Jean-Philippe Nilor Au nom du groupe La France insoumise, je tiens à réitérer nos condoléances les plus sincères à la famille et aux proches de notre collègue Olivier Marleix.
Madame la ministre d'État, ministre de l'éducation nationale, en Martinique, les récentes annonces de suppressions de postes au sein de l'éducation nationale suscitent un vif émoi chez les enseignants, les élèves et les familles. Ces réductions de moyens interviennent dans un contexte déjà tendu, les inégalités sociales et territoriales pesant lourdement sur le système éducatif. En dix ans, plus de 1 500 postes ont été supprimés, auxquels s'ajoutent les 119 suppressions de postes prévues pour l'année en cours.
Moins de postes, ce sont des classes surchargées, mais aussi moins d'accompagnement pour les élèves en difficulté, moins de prévention du décrochage scolaire. Or nous savons tous qu'un jeune qui décroche, c'est un jeune qui trop souvent glisse vers l'errance, la déviance, la délinquance et la violence. Dans certains quartiers, l'école s'érige comme le dernier rempart contre ces dérives. En affaiblissant ce rempart, c'est l'essence même du métier d'enseignant que l'on désacralise ; ce sont les fondements mêmes du vivre-ensemble que l'on déstabilise.

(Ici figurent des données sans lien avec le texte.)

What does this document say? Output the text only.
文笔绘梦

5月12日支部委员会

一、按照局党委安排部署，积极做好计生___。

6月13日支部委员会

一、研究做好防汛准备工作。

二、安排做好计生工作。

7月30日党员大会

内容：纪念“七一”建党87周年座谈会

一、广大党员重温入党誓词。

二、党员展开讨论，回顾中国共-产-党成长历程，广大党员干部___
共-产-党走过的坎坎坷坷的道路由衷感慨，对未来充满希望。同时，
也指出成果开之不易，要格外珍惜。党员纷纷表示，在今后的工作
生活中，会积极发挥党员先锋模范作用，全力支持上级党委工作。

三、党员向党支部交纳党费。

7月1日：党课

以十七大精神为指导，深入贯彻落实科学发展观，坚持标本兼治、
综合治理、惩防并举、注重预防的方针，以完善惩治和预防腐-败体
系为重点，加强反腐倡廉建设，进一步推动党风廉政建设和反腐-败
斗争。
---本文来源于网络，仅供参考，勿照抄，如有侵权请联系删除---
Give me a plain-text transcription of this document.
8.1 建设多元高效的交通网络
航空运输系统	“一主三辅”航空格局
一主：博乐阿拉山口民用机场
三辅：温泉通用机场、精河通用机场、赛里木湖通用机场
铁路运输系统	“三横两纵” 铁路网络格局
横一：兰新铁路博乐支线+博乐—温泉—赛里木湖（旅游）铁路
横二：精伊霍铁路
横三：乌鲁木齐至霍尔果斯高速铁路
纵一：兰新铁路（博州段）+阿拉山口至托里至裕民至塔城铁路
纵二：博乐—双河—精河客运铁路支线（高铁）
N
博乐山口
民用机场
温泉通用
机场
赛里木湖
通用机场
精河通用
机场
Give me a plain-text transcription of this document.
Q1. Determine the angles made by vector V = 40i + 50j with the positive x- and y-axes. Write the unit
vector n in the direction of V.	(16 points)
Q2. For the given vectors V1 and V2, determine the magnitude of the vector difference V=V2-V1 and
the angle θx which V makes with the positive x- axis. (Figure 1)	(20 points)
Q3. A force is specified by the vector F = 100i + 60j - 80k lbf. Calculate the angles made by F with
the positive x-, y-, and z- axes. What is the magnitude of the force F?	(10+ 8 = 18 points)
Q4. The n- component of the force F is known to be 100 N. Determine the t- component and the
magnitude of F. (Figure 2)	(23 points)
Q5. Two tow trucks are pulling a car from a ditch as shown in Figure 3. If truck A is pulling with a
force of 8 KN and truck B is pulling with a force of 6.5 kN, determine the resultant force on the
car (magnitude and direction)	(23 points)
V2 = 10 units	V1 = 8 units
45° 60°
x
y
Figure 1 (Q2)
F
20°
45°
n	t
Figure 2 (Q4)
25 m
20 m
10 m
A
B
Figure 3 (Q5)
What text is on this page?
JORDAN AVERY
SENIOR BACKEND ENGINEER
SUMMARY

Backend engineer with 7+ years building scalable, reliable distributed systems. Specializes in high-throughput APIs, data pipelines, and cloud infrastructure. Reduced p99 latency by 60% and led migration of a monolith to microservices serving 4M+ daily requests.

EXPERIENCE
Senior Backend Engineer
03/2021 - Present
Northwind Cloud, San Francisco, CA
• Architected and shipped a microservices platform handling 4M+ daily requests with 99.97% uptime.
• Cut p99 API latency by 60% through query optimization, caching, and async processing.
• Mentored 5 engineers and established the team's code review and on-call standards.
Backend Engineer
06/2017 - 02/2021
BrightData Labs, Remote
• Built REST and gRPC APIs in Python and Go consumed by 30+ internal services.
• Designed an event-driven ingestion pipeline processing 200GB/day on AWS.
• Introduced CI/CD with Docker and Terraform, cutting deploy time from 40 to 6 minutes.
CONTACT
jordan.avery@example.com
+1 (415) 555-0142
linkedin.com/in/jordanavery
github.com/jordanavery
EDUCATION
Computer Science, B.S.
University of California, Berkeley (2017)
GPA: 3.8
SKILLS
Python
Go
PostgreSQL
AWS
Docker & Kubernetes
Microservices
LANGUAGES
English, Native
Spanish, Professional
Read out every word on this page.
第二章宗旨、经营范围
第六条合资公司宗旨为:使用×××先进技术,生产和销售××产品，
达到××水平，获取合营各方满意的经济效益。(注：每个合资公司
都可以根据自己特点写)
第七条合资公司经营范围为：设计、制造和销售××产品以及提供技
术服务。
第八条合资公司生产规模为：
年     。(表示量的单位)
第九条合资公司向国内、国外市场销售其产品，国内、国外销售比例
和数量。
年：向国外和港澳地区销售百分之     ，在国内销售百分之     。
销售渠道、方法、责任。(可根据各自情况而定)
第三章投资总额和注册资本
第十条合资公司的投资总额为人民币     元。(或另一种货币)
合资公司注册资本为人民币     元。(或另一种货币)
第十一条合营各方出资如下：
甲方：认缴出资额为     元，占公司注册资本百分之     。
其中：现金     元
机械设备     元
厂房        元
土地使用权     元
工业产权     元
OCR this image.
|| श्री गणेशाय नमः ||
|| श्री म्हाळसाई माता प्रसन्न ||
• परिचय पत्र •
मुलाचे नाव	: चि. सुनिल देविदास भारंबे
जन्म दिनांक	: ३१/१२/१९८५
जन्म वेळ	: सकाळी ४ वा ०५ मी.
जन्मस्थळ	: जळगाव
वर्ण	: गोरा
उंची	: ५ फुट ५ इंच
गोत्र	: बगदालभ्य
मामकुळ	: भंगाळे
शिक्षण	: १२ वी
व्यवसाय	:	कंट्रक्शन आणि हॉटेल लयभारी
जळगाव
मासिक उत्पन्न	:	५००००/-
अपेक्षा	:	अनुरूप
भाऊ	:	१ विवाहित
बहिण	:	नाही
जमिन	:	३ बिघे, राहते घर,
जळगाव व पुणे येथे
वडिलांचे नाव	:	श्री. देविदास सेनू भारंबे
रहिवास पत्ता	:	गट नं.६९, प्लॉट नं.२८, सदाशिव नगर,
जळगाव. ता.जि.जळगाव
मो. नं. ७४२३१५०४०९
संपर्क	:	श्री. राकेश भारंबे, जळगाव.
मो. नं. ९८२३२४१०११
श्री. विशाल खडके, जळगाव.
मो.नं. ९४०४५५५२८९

Comment peut-on pérorer sur la lutte contre l'insécurité si, dans les faits, on sacrifie en toute conscience – en toute inconscience, devrais-je dire – les moyens de l'éducation publique, première arme contre l'exclusion ? Lorsque les écoles se vident, ce sont à terme les prisons, les unités de soins psychiatriques et les cimetières qui se remplissent.
Dans ces conditions, comment pouvez-vous décemment justifier vos choix budgétaires mortifères au seul prétexte du déclin démographique ? Quand abandonnerez-vous votre logique de quotas, votre doctrine purement comptable, qui s'exerce au détriment de l'être humain, et quelles mesures concrètes entendez-vous prendre pour arrêter cette hémorragie…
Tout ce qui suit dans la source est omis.